Néanmoins, « le coût fiscal du financement en fonds propres et en dette des entreprises françaises reste supérieur à celui des entreprises allemandes ». Ce qui veut dire que « pour être compétitives en termes d’attraction des financements de marché en étant à même de servir le même revenu aux investisseurs, nos entreprises doivent donc continuer à dégager une rentabilité plus forte que celle de leurs concurrentes outre-Rhin ».
Cela n’encourage pas les Français à diriger leur épargne vers les entreprises hexagonales. Or celles-ci ont d’énormes besoins, notamment du fait de la transition écologique. Pour l’Amafi, « le financement en fonds propres est déterminant ». En effet, « l’engagement de long terme que la détention d’actions implique est crucial pour l’investissements à risque, et donc l’innovation sans laquelle la bataille de la compétitivité ne pourra être gagnée ». Il est donc capital – sans jeu de mots – que les Français ne soient pas fiscalement découragés d’investir dans des entreprises françaises.
Les propositions, venues notamment de la gauche, à l’occasion de l’examen du projet de budget 2025, d’alourdissement du PFU, voire de sa suppression, seraient délétères si elles étaient adoptées. Il conviendrait, au contraire, de réduire, nous semble-t-il, le taux de la flat tax pour que les épargnants soient encouragés à orienter davantage leur épargne vers l’investissement productif plutôt que vers des actifs sans risque, certes peu taxés mais au rendement faible.

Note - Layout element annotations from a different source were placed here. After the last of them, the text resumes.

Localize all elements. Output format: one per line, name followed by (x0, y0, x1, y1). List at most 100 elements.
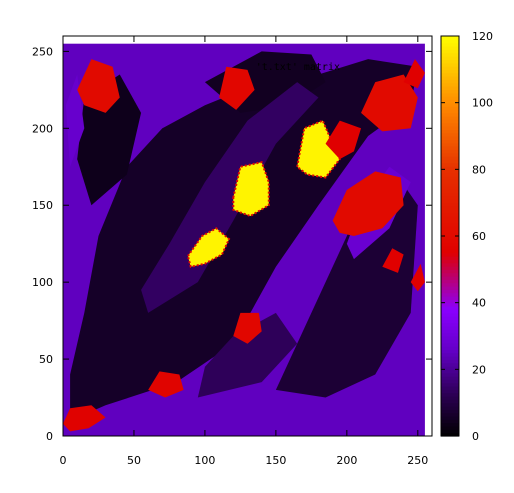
colorbar-segment (441, 159, 459, 164)
colorbar-segment (441, 62, 459, 67)
colorbar-segment (441, 172, 459, 177)
colorbar-segment (441, 346, 459, 350)
colorbar-segment (441, 196, 459, 200)
x-tick-label: 50 (127, 454, 141, 467)
colorbar-segment (441, 279, 459, 284)
colorbar-segment (441, 166, 459, 170)
colorbar-segment (441, 112, 459, 117)
colorbar-tick-label: 80 (472, 163, 486, 176)
colorbar-segment (441, 149, 459, 154)
heatmap-region-red-lower-mid (233, 312, 262, 344)
colorbar: 0 20 40 60 80 100 120 (440, 30, 493, 443)
colorbar-segment (441, 266, 459, 270)
colorbar-segment (441, 132, 459, 137)
colorbar-segment (441, 66, 459, 70)
colorbar-segment (441, 99, 459, 104)
colorbar-segment (441, 216, 459, 220)
colorbar-segment (441, 296, 459, 300)
colorbar-segment (441, 329, 459, 334)
colorbar-segment (441, 406, 459, 410)
colorbar-segment (441, 339, 459, 344)
colorbar-segment (441, 372, 459, 377)
colorbar-segment (441, 369, 459, 374)
x-tick-label: 150 (265, 454, 286, 467)
colorbar-segment (441, 382, 459, 387)
colorbar-segment (441, 432, 459, 437)
colorbar-segment (441, 122, 459, 127)
colorbar-segment (441, 366, 459, 370)
colorbar-segment (441, 79, 459, 84)
heatmap-region-mid-lower (197, 312, 298, 398)
colorbar-segment (441, 402, 459, 407)
colorbar-segment (441, 356, 459, 360)
colorbar-segment (441, 116, 459, 120)
colorbar-segment (441, 109, 459, 114)
colorbar-segment (441, 206, 459, 210)
x-tick-label: 100 (194, 454, 215, 467)
colorbar-segment (441, 322, 459, 327)
colorbar-segment (441, 309, 459, 314)
colorbar-segment (441, 239, 459, 244)
colorbar-segment (441, 126, 459, 130)
heatmap-region-red-small-a (382, 248, 404, 273)
colorbar-segment (441, 249, 459, 254)
colorbar-segment (441, 349, 459, 354)
colorbar-segment (441, 92, 459, 97)
colorbar-segment (441, 292, 459, 297)
colorbar-segment (441, 409, 459, 414)
colorbar-segment (441, 202, 459, 207)
colorbar-segment (441, 399, 459, 404)
y-tick-label: 250 (32, 45, 53, 58)
y-tick-label: 50 (39, 353, 53, 366)
colorbar-segment (441, 396, 459, 400)
colorbar-segment (441, 176, 459, 180)
colorbar-segment (441, 96, 459, 100)
colorbar-segment (441, 36, 459, 40)
colorbar-segment (441, 89, 459, 94)
x-tick-label: 250 (407, 454, 428, 467)
colorbar-segment (441, 262, 459, 267)
colorbar-segment (441, 286, 459, 290)
colorbar-segment (441, 319, 459, 324)
colorbar-segment (441, 156, 459, 160)
colorbar-segment (441, 342, 459, 347)
colorbar-segment (441, 186, 459, 190)
colorbar-segment (441, 39, 459, 44)
colorbar-segment (441, 46, 459, 50)
colorbar-segment (441, 389, 459, 394)
heatmap-region-red-right-top (361, 74, 418, 132)
colorbar-segment (441, 272, 459, 277)
colorbar-segment (441, 362, 459, 367)
heatmap-region-red-top-left (77, 59, 120, 113)
colorbar-segment (441, 212, 459, 217)
colorbar-segment (441, 232, 459, 237)
colorbar-segment (441, 192, 459, 197)
colorbar-tick-label: 100 (472, 97, 493, 110)
axis-layer: 0 50 100 150 200 250 0 50 100 150 200 250 (32, 36, 432, 467)
heatmap-region-red-small-b (410, 263, 425, 292)
colorbar-segment (441, 326, 459, 330)
colorbar-segment (441, 56, 459, 60)
colorbar-segment (441, 169, 459, 174)
heatmap-region-red-bottom-left (63, 405, 106, 432)
colorbar-segment (441, 289, 459, 294)
colorbar-segment (441, 119, 459, 124)
colorbar-segment (441, 376, 459, 380)
x-tick-label: 0 (60, 454, 67, 467)
colorbar-segment (441, 299, 459, 304)
heatmap-layer (63, 43, 425, 436)
colorbar-segment (441, 412, 459, 417)
colorbar-segment (441, 422, 459, 427)
colorbar-segment (441, 259, 459, 264)
colorbar-segment (441, 209, 459, 214)
colorbar-segment (441, 379, 459, 384)
colorbar-segment (441, 246, 459, 250)
colorbar-segment (441, 282, 459, 287)
colorbar-tick-label: 60 (472, 230, 486, 243)
y-tick-label: 100 (32, 276, 53, 289)
colorbar-segment (441, 76, 459, 80)
heatmap-region-red-top-mid (219, 66, 255, 110)
heatmap-region-red-lower-left (148, 371, 184, 398)
colorbar-segment (441, 42, 459, 47)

Comme nous l’avons dit plus haut, alors que le « choc fiscal » de François Hollande a conduit à une lourde baisse du rendement de l’impôt, l’introduction du PFU a, à l’inverse, permis une augmentation de celui-ci (+65% depuis 2017). Il est, par conséquent, raisonnable de penser qu’une baisse du taux de la flat tax pourrait avoir les mêmes conséquences. Le gouvernement, qui cherche de l’argent partout, devrait sérieusement y réfléchir.